In a new oral update on the Human Rights situation in Venezuela Michelle Bachelet, the United Nations High Commissioner for Human Rights highlighted the deepest crisis at the Jose Manuel de Los Rios Children’s Hospital in Caracas, one of the most important health center in the country.

Bachelet, a trained pediatrician as well as a former President of Chile, pointed that the deterioration in services was before the sanctions imposed on the Nicolas Maduro regime from 2017 by the United States and other governments.

You must read: Ten minors have died while awaiting a transplant at main children’s’ hospital

“According to information received, the sanctions hindered the transfer of resources for treatment. However, they are compounded by the critical situation at the J.M. de Los Ríos Children’s Hospital in Caracas. At the end of 2019, only 21% of the beds were working,” she said.

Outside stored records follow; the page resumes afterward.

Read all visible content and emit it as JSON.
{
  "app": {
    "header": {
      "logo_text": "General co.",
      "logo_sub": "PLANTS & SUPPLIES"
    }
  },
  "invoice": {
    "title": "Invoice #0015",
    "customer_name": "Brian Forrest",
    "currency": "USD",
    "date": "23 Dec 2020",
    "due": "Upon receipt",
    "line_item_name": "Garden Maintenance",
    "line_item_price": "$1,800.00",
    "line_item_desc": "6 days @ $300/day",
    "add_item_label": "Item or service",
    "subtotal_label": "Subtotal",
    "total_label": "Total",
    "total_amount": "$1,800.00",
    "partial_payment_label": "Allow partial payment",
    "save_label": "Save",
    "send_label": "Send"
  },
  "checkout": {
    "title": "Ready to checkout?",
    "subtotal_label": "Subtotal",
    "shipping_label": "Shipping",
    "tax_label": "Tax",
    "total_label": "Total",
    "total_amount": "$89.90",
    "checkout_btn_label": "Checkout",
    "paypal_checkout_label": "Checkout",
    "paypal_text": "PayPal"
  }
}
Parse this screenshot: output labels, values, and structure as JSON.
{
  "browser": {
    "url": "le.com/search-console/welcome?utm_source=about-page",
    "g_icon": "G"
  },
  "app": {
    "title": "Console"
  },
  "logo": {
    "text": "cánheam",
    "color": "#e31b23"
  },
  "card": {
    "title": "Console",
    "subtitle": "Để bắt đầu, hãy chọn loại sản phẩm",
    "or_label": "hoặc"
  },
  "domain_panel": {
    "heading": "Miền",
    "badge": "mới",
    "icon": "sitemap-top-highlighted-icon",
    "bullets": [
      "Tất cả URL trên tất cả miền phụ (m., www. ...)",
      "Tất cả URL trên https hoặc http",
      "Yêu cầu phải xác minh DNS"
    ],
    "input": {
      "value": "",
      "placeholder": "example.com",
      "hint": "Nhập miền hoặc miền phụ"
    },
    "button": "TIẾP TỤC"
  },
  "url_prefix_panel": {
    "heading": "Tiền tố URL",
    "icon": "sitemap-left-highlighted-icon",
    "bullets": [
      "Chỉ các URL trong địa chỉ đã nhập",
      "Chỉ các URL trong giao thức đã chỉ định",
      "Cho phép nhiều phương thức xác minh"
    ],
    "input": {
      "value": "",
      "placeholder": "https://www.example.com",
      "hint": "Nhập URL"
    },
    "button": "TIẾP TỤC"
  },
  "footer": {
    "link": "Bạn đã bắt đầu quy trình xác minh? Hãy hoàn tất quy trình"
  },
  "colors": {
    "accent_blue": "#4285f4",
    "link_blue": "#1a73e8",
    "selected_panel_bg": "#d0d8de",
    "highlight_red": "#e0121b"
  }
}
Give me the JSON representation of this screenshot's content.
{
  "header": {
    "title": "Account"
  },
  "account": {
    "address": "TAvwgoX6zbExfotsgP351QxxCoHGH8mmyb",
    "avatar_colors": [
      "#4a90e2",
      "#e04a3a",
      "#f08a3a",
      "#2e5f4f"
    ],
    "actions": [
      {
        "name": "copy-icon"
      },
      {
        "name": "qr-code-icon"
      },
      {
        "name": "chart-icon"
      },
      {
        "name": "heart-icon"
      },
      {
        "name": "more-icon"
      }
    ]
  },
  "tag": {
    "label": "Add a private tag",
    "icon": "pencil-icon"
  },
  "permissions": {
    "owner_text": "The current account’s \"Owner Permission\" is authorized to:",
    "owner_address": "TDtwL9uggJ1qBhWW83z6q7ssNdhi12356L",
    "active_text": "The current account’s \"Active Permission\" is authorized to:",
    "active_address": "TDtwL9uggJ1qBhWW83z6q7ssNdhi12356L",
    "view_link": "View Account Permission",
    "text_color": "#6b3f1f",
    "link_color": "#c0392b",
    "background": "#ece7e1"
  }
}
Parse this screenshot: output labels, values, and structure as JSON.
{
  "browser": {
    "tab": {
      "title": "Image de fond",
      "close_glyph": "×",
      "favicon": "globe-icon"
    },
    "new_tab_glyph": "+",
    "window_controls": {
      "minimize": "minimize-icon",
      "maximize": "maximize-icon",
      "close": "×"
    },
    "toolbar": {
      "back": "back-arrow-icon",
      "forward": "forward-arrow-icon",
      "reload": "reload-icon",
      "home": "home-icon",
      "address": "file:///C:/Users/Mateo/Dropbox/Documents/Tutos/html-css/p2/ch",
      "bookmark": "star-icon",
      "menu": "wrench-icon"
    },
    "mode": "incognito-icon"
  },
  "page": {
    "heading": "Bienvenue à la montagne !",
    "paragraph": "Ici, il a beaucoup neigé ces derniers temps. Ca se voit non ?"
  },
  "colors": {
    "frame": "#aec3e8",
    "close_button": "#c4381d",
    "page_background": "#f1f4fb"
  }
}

Bachelet, who graduated as a pediatrician from the University of Chile in 1983, emphasized the suspension of the transplant program at the hospital.

“There is still an urgent need to address the situation of Venezuelan children in need of transplants. To date, 38 are still on the waiting list in Venezuela and six are still waiting to be seen in Argentina. And some have unfortunately died waiting for transplants,” she said.

In her brief speech at the Office of the United Nations High Commissioner for Human Rights in Geneva, she joined the World Food Program in denouncing the food insecurity that affects 9.7 million Venezuelans.

Sanctions

Bachelet spoke again about the impact of the financial sanctions against the Maduro regime. She added that despite the increase of humanitarian aid from organizations like USAID, the United Nations, and the Red Cross, the most vulnerable continue suffering.

“Despite the exceptions established to allow imports of medicines, food and basic for humanitarian action, public services, and the general population continue to suffer the impact of strict scrutiny,” she said.